A very unsettling statistic, to say the least.
In any case, elementary international labor solidarity requires struggling to raise the living conditions of working people everywhere, thus eliminating being used as competing pawns on the global investors' chess board.
I WOULD, therefore, suggest incorporating "prevailing wage" language into all trade agreements--stipulating, for example, "that workers in all forms of production within the various countries targeted for investment by U.S. companies must meet the comparable prevailing wages and benefits of similar production in the U.S., where the investments originated."
This would eliminate a major incentive to offshore jobs by exploiting as a competitive advantage the vastly lower wages and benefit of workers in foreign countries.
One would hope American workers threatened with displacement would see the mutual benefits of this international solidarity proposal.
By the same token, U.S. export traders should not continue to enjoy their enormous competitive edge over poorer countries that have inferior technology, little or no financial support from their government and far less access to private capital.
Local producers, including small famers, in countries that face a surge of U.S. exports should have access to comparable amounts of capital, state subsidies and technology as American exporters in exchange for a requirement that business entities would pay prevailing wages comparable to those in the U.S. and that they would allow for full labor rights to organize and bargain.
This would, again, level the playing field, reduce trading advantages due to poverty and allow the axis of trade to be focused on the actual use value and quality of the product and not on the uneven exchange rate due to exploitation.
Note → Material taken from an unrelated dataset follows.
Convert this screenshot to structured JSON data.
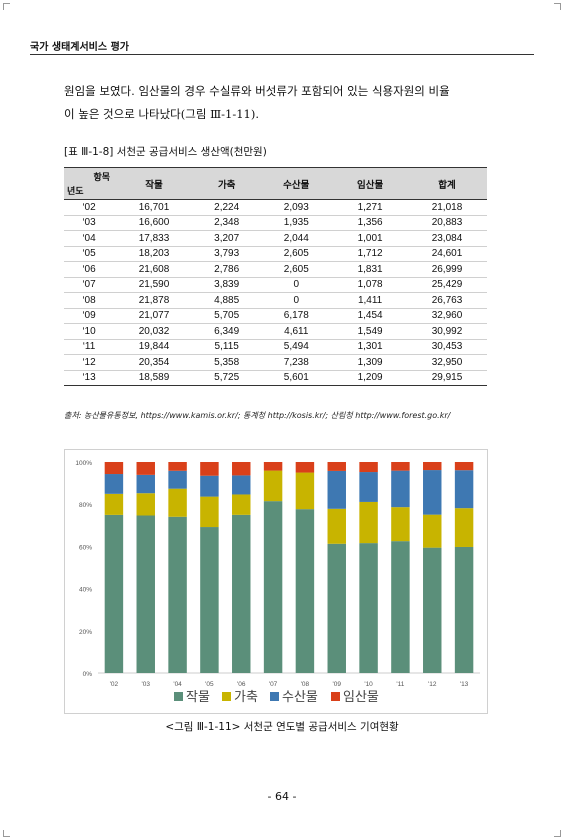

It would also allow for products more natural to local areas to be produced closer to home, eliminating wasteful added labor of exporting from developed countries hundreds or thousands of miles away.
This is the case in Mexico where the domestic corn crop has been eviscerated by the massive flooding into their market of U.S. government-subsidized corn, which has been blamed for the displacement over the last two decades of two million campesinos, who had been the crop's main producers for centuries.
"It's been roughly a tripling, quadrupling, quintupling of U.S. corn exports to Mexico, depending on the year," according to Timothy A. Wise, the director of research and policy at the Global Development and Environment Institute at Tufts University.
Demanding a level playing field of all working people across the globe that would in essence "export" the wage and benefit standards of U.S. workers is certainly a far more effective and decent expression of international solidarity than the AFL-CIO's chauvinistic, frequently racist and continually futile "Buy American" campaign.
Obviously, Equal Trade is a very radical proposal with enormous obstacles in its path while the economy remains in private hands.
For sure, the idea projects a vision of a new society where a world community of peoples acting together replaces the corporate, competitive world of nation states in which we currently live.
But, is that not worth thinking about? After all, it's not only the poets who should think about reshaping our world.